What interests me most is how probability theory suggests optimal strategies, yet actual human behavior often deviates from these predictions. My game, in theory, has mathematically ideal choices at each turn, but real players may make different decisions based on personal risk tolerance, instinct, or even overconfidence. This has led me to consider the role of behavioral economics, specifically how emotions, biases, and heuristics shape decision-making even when a "rational" choice is clear. While mathematics provides a structured way to predict outcomes, economics adds a layer of unpredictability, reminding me that no model can fully account for human nature.

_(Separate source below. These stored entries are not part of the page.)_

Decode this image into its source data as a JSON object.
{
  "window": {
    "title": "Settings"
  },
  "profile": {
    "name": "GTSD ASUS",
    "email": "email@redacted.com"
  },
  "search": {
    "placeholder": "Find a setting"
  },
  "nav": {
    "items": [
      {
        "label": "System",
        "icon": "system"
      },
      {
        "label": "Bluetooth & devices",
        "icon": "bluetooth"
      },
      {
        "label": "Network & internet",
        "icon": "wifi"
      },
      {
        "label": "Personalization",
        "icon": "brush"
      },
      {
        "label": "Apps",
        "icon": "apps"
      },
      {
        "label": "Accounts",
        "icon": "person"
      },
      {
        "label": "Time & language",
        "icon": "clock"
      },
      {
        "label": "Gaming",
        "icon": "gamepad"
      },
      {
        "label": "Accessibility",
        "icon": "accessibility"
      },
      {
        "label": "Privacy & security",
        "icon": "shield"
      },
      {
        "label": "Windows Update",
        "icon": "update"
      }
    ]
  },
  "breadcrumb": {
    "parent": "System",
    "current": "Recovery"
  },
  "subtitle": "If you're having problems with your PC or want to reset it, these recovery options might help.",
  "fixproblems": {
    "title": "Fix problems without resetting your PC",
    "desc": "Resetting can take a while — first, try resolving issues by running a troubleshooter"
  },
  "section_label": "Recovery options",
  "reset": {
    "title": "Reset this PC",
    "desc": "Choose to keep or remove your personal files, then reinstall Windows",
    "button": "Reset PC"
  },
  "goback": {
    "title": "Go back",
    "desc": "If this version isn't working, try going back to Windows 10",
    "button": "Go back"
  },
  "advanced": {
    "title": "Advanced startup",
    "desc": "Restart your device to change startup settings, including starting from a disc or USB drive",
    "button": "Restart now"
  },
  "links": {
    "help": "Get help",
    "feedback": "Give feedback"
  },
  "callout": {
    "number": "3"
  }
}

Moving forward, I want to refine my understanding of how mathematical models translate into real-world applications, particularly in fields where uncertainty is a driving force. Whether in competitive markets, negotiations, or financial strategies, game theory continues to shape the way we interpret rational decision-making. As I develop my paper, I hope to bridge the gap between theoretical probability and its broader implications, exploring how game theory serves not just as a mathematical tool but as a lens through which we can better understand the world.